The same effect has been seen when people have other jabs, such as those for flu.
Vaccines cause side-effects. Some are caused by the active ingredients. Some are caused by how we think we will react. Cholesterol-lowering statins are another persuasive example of the nocebo effect.
Up to a fifth of people stop taking them because of side-effects such as muscle pain. Yet clinical trials show that the rates of muscle pain in those on statins are about the same as those taking placebos.
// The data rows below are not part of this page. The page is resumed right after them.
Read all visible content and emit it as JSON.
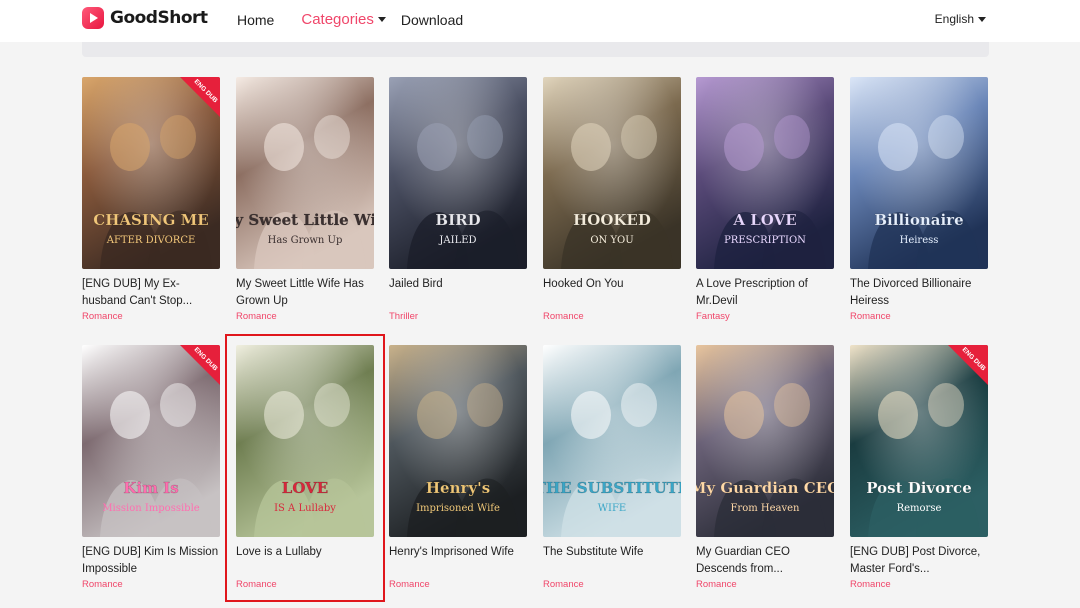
{
  "header": {
    "logo_text": "GoodShort",
    "nav": {
      "home": "Home",
      "categories": "Categories",
      "download": "Download"
    },
    "language": "English"
  },
  "colors": {
    "accent": "#f0466a",
    "highlight_border": "#e0161c"
  },
  "books": [
    {
      "title": "[ENG DUB] My Ex-husband Can't Stop...",
      "genre": "Romance",
      "cover_text": "CHASING ME",
      "cover_sub": "AFTER DIVORCE",
      "badge": "ENG DUB"
    },
    {
      "title": "My Sweet Little Wife Has Grown Up",
      "genre": "Romance",
      "cover_text": "My Sweet Little Wife",
      "cover_sub": "Has Grown Up"
    },
    {
      "title": "Jailed Bird",
      "genre": "Thriller",
      "cover_text": "BIRD",
      "cover_sub": "JAILED"
    },
    {
      "title": "Hooked On You",
      "genre": "Romance",
      "cover_text": "HOOKED",
      "cover_sub": "ON YOU"
    },
    {
      "title": "A Love Prescription of Mr.Devil",
      "genre": "Fantasy",
      "cover_text": "A LOVE",
      "cover_sub": "PRESCRIPTION"
    },
    {
      "title": "The Divorced Billionaire Heiress",
      "genre": "Romance",
      "cover_text": "Billionaire",
      "cover_sub": "Heiress"
    },
    {
      "title": "[ENG DUB] Kim Is Mission Impossible",
      "genre": "Romance",
      "cover_text": "Kim Is",
      "cover_sub": "Mission Impossible",
      "badge": "ENG DUB"
    },
    {
      "title": "Love is a Lullaby",
      "genre": "Romance",
      "cover_text": "LOVE",
      "cover_sub": "IS A Lullaby"
    },
    {
      "title": "Henry's Imprisoned Wife",
      "genre": "Romance",
      "cover_text": "Henry's",
      "cover_sub": "Imprisoned Wife"
    },
    {
      "title": "The Substitute Wife",
      "genre": "Romance",
      "cover_text": "THE SUBSTITUTE",
      "cover_sub": "WIFE"
    },
    {
      "title": "My Guardian CEO Descends from...",
      "genre": "Romance",
      "cover_text": "My Guardian CEO",
      "cover_sub": "From Heaven"
    },
    {
      "title": "[ENG DUB] Post Divorce, Master Ford's...",
      "genre": "Romance",
      "cover_text": "Post Divorce",
      "cover_sub": "Remorse",
      "badge": "ENG DUB"
    }
  ]
}
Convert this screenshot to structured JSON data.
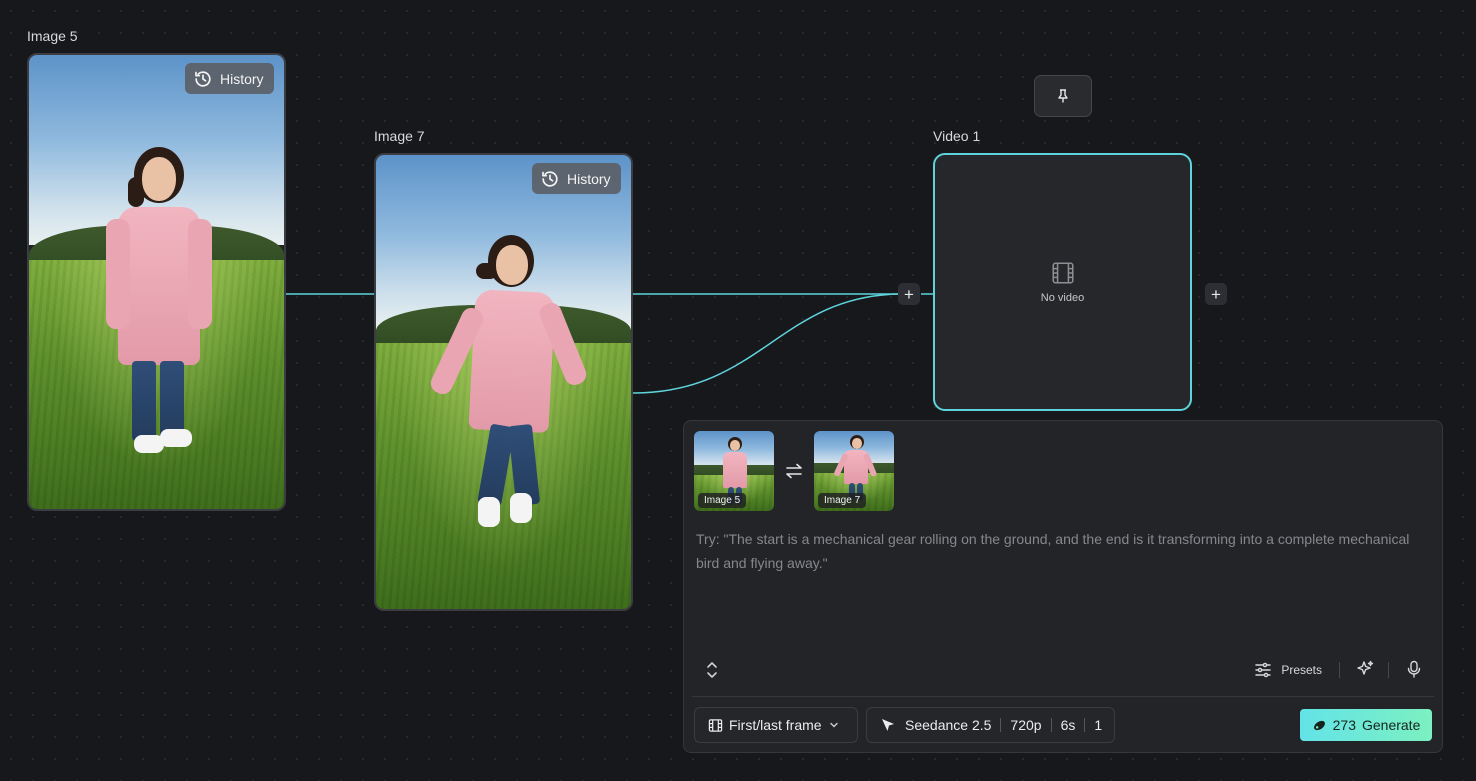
{
  "nodes": {
    "image5": {
      "label": "Image 5",
      "history_label": "History"
    },
    "image7": {
      "label": "Image 7",
      "history_label": "History"
    },
    "video1": {
      "label": "Video 1",
      "empty_text": "No video"
    }
  },
  "handles": {
    "plus": "+"
  },
  "panel": {
    "thumbnails": [
      {
        "label": "Image 5"
      },
      {
        "label": "Image 7"
      }
    ],
    "prompt_placeholder": "Try: \"The start is a mechanical gear rolling on the ground, and the end is it transforming into a complete mechanical bird and flying away.\"",
    "presets_label": "Presets",
    "mode_label": "First/last frame",
    "model": {
      "name": "Seedance 2.5",
      "resolution": "720p",
      "duration": "6s",
      "count": "1"
    },
    "generate": {
      "credits": "273",
      "label": "Generate"
    }
  },
  "icons": {
    "history": "history-icon",
    "pin": "pin-icon",
    "film": "film-icon",
    "swap": "swap-icon",
    "expand": "expand-icon",
    "sliders": "sliders-icon",
    "sparkle": "sparkle-icon",
    "mic": "mic-icon",
    "chevron": "chevron-down-icon",
    "model": "seedance-logo-icon",
    "credits": "credits-icon"
  },
  "colors": {
    "connector": "#5fd3dc",
    "video_border": "#5fd3dc",
    "generate_start": "#63e3e8",
    "generate_end": "#7cf0c0",
    "canvas_bg": "#17181b"
  }
}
In one cleverly designed study by Imperial College London, 60 patients who had stopped taking their statins because of the effects were given different bottles – some contained statin pills, others identical-looking placebo pills or were empty.
Critically, the patients didn’t know which tablets they were taking. The researchers found that 90 per cent of the symptoms they experienced on statins were also experienced by them on the placebo pills.